Do your customers ever send you part revisions with undocumented changes? Our industry contacts tell us that is actually the norm. Missing an undocumented customer change can drastically throw off the accuracy of your quote, as well as leading to the wrong part being machined or molded. Some engineers and designers check customer revisions by comparing them visually, but this technique will not be effective if the changes are small. To ensure that you know what has changed in a customer revision, use a tool built for that purpose. TransMagic MagicCheck will show you what has changed and how far out of tolerance it is, and even generate a report showing areas of concern.
If you’re doing engineering or manufacturing for a major aerospace OEM, you will typically need to translate their CATIA or other format into SOLIDWORKS, STEP, or some other format to perform your processes. Boeing and other aerospace firms will ask you to validate that the models you are using for in-house engineering or manufacturing are within a tolerance of the files they initially supplied to you. CAD model validation is similar to revision comparison, but it is a pass/fail analysis. A report is generated showing areas of discrepancy.

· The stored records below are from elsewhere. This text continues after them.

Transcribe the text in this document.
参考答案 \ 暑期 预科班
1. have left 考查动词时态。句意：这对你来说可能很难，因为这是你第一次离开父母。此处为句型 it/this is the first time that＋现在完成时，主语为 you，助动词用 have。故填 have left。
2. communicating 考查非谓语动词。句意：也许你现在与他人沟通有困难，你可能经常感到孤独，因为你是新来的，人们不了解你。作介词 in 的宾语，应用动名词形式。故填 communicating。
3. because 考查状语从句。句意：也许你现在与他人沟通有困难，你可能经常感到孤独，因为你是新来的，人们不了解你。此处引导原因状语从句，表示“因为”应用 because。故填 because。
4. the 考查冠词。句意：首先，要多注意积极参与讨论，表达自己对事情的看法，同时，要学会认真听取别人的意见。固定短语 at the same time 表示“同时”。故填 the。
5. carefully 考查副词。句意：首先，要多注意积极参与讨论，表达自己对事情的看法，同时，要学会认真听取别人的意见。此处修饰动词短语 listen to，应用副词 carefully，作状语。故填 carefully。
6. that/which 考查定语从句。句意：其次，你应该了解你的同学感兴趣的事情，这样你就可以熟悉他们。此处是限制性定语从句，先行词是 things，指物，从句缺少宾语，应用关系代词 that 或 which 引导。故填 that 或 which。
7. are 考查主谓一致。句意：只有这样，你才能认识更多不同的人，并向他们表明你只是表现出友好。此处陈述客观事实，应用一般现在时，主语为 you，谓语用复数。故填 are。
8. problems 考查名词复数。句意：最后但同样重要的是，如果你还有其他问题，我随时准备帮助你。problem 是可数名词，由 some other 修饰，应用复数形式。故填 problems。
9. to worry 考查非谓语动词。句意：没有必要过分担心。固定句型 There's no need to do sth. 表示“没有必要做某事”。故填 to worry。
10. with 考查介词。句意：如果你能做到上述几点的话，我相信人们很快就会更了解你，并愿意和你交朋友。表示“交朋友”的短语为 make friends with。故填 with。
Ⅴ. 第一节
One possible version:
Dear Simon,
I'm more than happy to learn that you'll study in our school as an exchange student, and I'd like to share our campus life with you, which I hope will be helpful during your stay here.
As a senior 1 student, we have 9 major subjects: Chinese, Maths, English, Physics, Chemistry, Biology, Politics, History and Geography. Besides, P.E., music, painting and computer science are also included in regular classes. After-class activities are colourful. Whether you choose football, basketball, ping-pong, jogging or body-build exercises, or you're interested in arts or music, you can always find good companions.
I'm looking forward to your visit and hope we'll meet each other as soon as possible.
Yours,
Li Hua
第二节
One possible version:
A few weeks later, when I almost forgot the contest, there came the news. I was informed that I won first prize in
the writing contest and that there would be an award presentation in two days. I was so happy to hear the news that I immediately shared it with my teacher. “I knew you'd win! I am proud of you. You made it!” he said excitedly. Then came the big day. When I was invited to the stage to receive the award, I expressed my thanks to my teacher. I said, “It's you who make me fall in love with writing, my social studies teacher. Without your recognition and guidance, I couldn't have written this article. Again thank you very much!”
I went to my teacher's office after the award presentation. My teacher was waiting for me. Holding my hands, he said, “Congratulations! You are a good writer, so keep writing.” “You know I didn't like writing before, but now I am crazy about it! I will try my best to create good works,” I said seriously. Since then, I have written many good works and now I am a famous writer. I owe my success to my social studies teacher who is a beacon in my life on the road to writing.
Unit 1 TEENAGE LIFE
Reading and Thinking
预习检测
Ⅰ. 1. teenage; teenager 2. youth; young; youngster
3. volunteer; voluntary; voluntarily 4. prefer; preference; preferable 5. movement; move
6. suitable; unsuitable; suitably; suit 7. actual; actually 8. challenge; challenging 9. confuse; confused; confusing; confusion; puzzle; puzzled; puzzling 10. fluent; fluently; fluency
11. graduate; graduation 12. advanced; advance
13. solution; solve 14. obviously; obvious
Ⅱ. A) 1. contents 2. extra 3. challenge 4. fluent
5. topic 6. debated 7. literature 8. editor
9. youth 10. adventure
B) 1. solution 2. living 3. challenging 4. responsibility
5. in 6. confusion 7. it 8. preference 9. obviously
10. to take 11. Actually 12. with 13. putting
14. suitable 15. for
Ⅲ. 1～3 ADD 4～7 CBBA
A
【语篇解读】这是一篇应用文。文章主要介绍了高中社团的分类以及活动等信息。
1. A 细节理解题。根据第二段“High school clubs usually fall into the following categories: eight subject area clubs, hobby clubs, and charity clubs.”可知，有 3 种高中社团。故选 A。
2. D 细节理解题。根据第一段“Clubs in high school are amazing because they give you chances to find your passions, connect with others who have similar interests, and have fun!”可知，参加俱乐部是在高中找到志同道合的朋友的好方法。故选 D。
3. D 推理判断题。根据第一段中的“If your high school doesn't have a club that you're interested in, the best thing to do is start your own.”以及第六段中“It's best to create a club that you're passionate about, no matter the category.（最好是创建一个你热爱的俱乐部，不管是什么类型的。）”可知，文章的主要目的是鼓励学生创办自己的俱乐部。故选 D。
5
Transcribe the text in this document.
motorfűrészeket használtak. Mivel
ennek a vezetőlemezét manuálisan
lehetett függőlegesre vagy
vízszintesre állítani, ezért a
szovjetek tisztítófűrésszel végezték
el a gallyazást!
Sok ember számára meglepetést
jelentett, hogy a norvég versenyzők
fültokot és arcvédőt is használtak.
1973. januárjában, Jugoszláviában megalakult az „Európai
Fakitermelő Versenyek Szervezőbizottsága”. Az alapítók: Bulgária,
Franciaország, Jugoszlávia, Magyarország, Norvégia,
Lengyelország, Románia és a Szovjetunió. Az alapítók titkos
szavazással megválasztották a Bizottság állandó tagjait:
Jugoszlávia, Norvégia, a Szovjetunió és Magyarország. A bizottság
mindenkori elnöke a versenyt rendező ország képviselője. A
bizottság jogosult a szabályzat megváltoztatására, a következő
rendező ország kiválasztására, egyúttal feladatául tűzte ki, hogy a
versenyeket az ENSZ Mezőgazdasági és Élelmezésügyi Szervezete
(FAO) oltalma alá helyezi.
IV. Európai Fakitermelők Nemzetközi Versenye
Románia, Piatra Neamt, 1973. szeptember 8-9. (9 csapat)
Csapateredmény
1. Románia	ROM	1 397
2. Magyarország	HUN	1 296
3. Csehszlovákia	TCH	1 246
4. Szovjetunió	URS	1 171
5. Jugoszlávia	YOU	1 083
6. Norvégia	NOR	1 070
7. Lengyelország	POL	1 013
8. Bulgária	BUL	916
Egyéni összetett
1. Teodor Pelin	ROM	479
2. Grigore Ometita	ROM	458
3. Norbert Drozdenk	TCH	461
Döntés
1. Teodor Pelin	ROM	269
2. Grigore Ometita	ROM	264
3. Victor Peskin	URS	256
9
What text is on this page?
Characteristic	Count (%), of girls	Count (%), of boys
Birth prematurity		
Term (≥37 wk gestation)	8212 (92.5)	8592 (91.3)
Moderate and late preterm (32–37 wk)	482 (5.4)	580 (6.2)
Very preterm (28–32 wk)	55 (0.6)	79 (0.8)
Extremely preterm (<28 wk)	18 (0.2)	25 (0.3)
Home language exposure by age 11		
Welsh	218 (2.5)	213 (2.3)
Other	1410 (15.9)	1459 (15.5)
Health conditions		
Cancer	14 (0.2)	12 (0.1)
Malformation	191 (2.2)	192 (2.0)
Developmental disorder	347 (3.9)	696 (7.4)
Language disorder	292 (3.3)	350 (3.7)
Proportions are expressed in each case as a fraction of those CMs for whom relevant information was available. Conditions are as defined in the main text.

If you have a lot of CAD files to translate, it can be a tedious, time-consuming process. Find the file, open the file, wait sometimes 30 minutes for larger files to open, adjust translation settings if necessary, Save As to the format of your choice, and again wait for the process to complete. The process can tie up a machine, and in some cases a designer or engineer, for hours or even days at a time. Batch translation allows you to pre-select all the files you want to translate, adjust any settings, select the folder you want the translated files to be saved to, choose the format you want to convert to, and then you just click Go. As soon as you do, the batch process has begun, and it will not stop until all files are translated. Files can batch translated at lunch, at the end of the work day, or over the weekend, freeing up the machine and designer / engineer tasks that make better use of their skills.
Floating Licenses and Remote Use
A TransMagic license can be floated among a team of users. A 2/10 installation gives ten people access to the license, but only two can run the software concurrently. Once either user closes TransMagic, it is checked back in. System administrators can check to see if a user is holding on to a license. There are many variations of floating licenses possible, for example 1/10, 3/10, 3/20, etc.
If, for example, you are going to be working remotely for a week, you can click Transfer Activation from the Help menu, and immediately your current machine installation will be de-activated. You can then use the same Activation ID on your laptop or other device and activate that until you are ready to move back to the other machine.